Have you ever had the feeling that you were at a crossroads in your life? That you are about to dive off and take a plunge into the great unknown, but at the same time you are also holding yourself back?

This is how I have been feeling these past few weeks. Perhaps it’s because there is a change in the air as Spring is beginning to reveal itself or perhaps because I’m feeling more confident in myself that the time has actually come to take a new step when it comes to writing. And yet there is that niggling doubt – fear, uncertainly and a lack of confidence. Once I step forward into that new sphere, what I’ve left behind will stay there. Where I am now will be gone; there is no turning back.

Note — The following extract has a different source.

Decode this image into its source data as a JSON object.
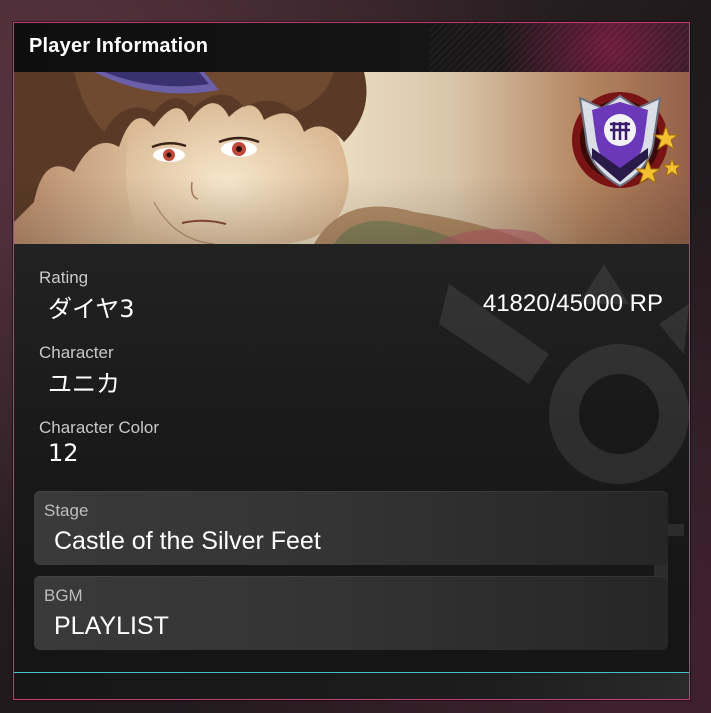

The reality is I’ve been in this current state for quite some time now. I’ve become too comfortable and therefore I’ve become scared of changing the status quo. When we are faced with this situation, and we sit on that fence for too long then all our efforts to get this far will be wasted. You will feel that you’ve become a failure and live the rest of your life with regrets, which only makes you unhappy. You won’t be living up to your true potential and you’ll begin to feel that you have let others down as well as yourself.

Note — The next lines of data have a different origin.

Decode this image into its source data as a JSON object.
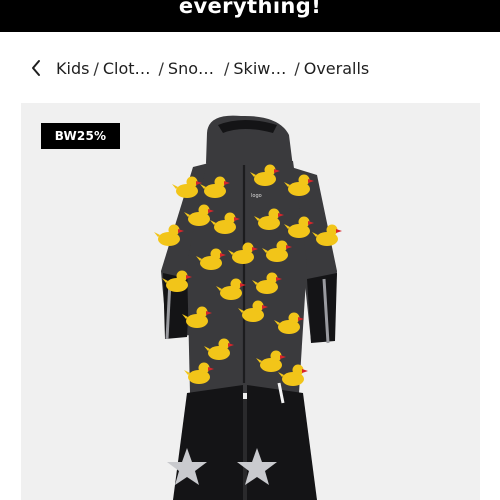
{
  "promo": {
    "text": "everything!"
  },
  "breadcrumb": {
    "items": [
      "Kids",
      "Clot…",
      "Sno…",
      "Skiw…",
      "Overalls"
    ],
    "separator": "/"
  },
  "product": {
    "badge": "BW25%",
    "colors": {
      "suit": "#3a3a3d",
      "duck": "#f2c519",
      "beak": "#d8252a",
      "panel": "#141416",
      "star": "#c9cace"
    }
  }
}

It’s a big step, an awkward step, one that you should be prepared to take, however tentatively. If you’re anything like me, you’ve spent years practising and learning your craft; all it takes now is to face the great unknown. That is the biggest challenge.

I know that I have people around me who are urging me forward and a husband prepared to support me every step of the way throughout that new journey. I hope that you too have found that support, even if it is only with one person; that can make all the difference in a writer’s life.

I’m prepared to take the next step into my writer’s journey. I hope you are too.

Are you at a crossroads in your life? Are you prepared to face your fears and take the next step forward? Do you have the support of others with you throughout your journey?